Saturday, December 13, 2008

Day 1: Waking Up in the Middle of the Night

Wish 1: Calm

I woke up just before 5:00am last Sunday morning.

I had no intention of waking up that early. I was not startled awake, nor did I sweat. But I saw in my head a series of images and thoughts like a DVD playing on fast speed.

First I thought about my brother who passed away three years ago. A feeling of loss immediately followed that mental image.

Then I thought about another brother who needs medical attention. Then, I wondered how my parents are doing back in the old country. I peeked at the digital clock. It ominously showed "4:44". Why am I worrying?

Then, my thoughts immediately drifted to my young venture. What was I thinking when I bought into this business at this unusual time in world economy? I was worried about the bleeding of cash and the next source of credit.

This uneasiness in the middle of the night is going on in millions of North American households. Close to one and a half million Americans have recently lost their jobs. Countless businesses are not making payroll. Confidence is at a low.

By then, I was wide awake. As these negative thoughts rush through my head, I continue to be on a roll. I should have been depressed. But something stopped me.

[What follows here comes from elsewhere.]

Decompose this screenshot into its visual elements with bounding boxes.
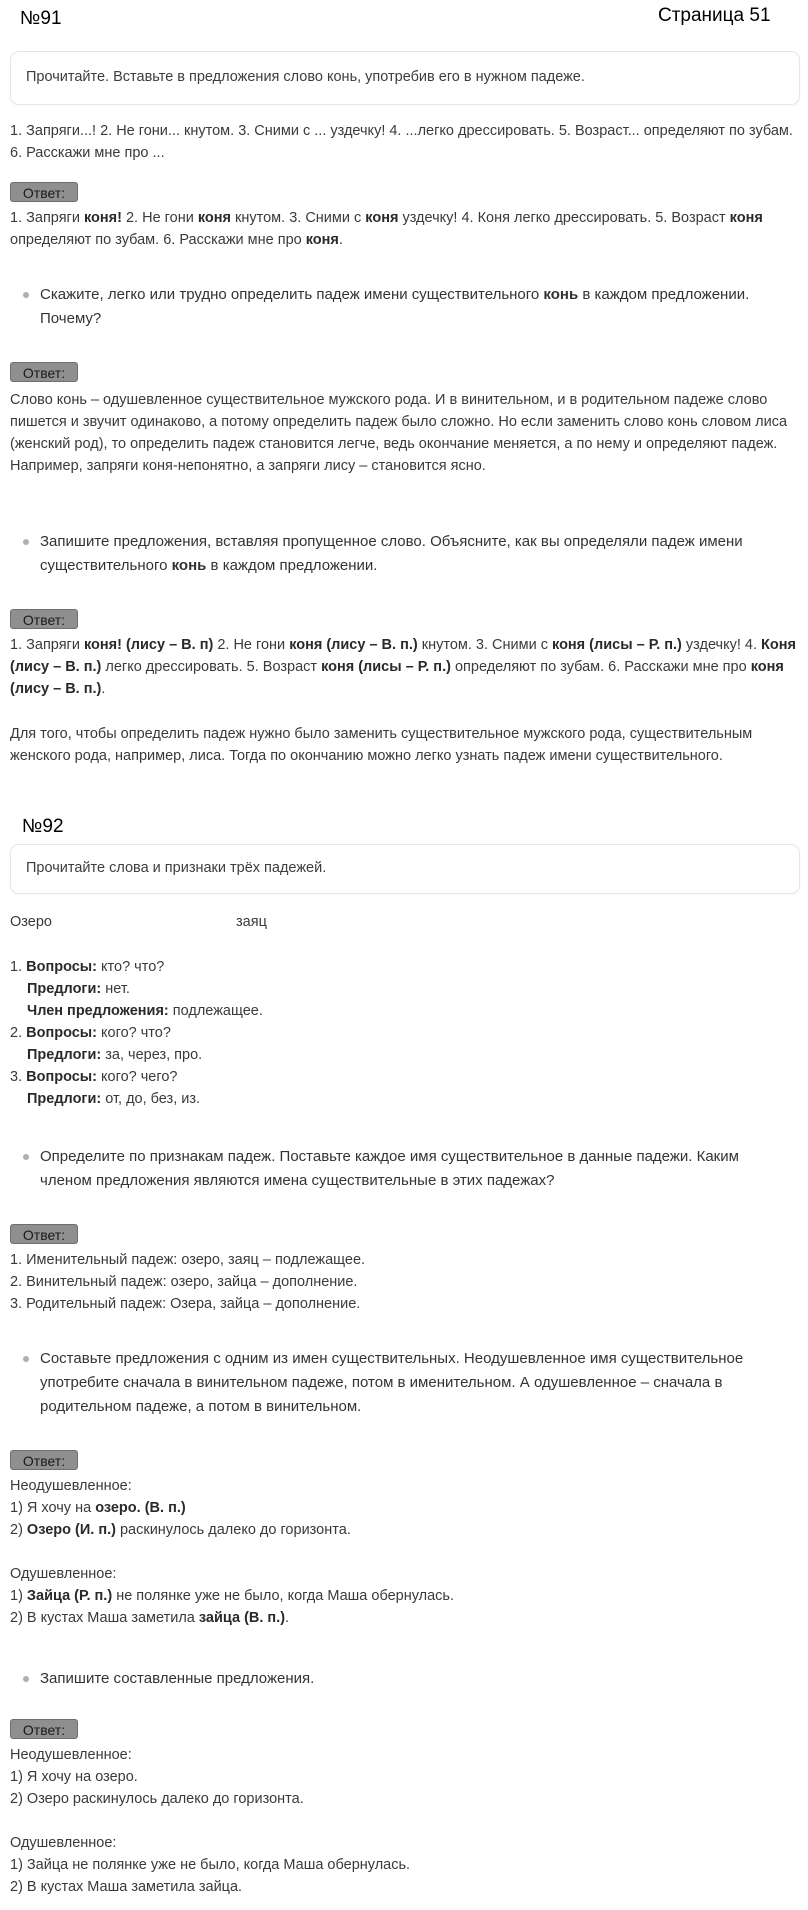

It was a voice in my head. It was my own voice - very vivid. The last time I heard it this way was 16 years ago as I uprooted my family from another country. The voice said the same four words: "Everything will be alright."

A feeling of calm took over me. I was no longer afraid.

Why do we wake up in the middle of the night worried? Psychologists consider this a symptom of depression. But author and public speaker Dr. Wayne Dyer believes it is the call of "the Source", his term for all references to God or a supreme being. He may be right. There are many stories in the Bible where God calls on his people in the middle of their sleep.

So, I believe the reason for waking up in the middle of the night is to listen for a message. But what is the message? What does God want to tell me? What do my thoughts on overdrive give insight to?

If my message was of calm, God sure chose to create a storm before delivering it. I will not conclude that this is the message. But whatever the voice - my voice - told me seems to be just that.

Relaxed, my new demeanor was interrupted by a snore. I looked over to my wife who was fast asleep. And I knew where my priorities should always be. Within minutes, I was also asleep.

Three hours later, and wide awake, I was in church with my daughter. Like tradition, during the homily, she put her hand over mine just to see how much bigger her hand has grown. That moment is precious. That is our moment of calm.

My first wish for Christmas is calm. Calm will help us weather the storms, and bring back confidence. Calm communicates to our loved ones that there is more to life than the rough patches we go through. Calm is the mood of this Yuletide season.

1 comment:

lenz said...

Hi my dearest brother,

This is my first wish as well for family members and most North Americans this year. But have we also wondered how the other countries are faring? Comparatively, Canada still has a more stable economy. I wonder if our siblings abroad, our mother - how are they coping with this global economic meltdown?

On my morning commute to work I usually have my radio station tuned to CKWX 1130AM primarily to hear traffic conditions, the weather and the news. Daily, since about two months ago the news had been so depressing banging on bad news drums of Canadian politics and the economy so a few weeks ago I had to turn to an FM music channel or my own music selection. Otherwise I'd be worrying the entire day. So one advice would be to get off that news channel once they start talking about our economy.

I've worked for Future Shop for over nine years now and yet I still feel a certain distress of uncertainty. How is the company I'm working for doing amidst this recession? Will I still have a job after Christmas? I don't have the slightest clue to the answer behind that question but you're absolutely right. Worrying does nothing to help the situation. Just control what I have control of, just keep working hard and hopefully my company sees value in my worth and pray for an economic turn for the better. No matter what happens in the end everything will be alright.

I just count my blessings and I'm happy and fortunate enough to have a roof of my own and clothes to keep me warm, that I am relatively healthy, and although I'm still battling financially (most of us do), the important part is I'm still surviving and not out on the street.

Cheers and have a worry-free Christmas!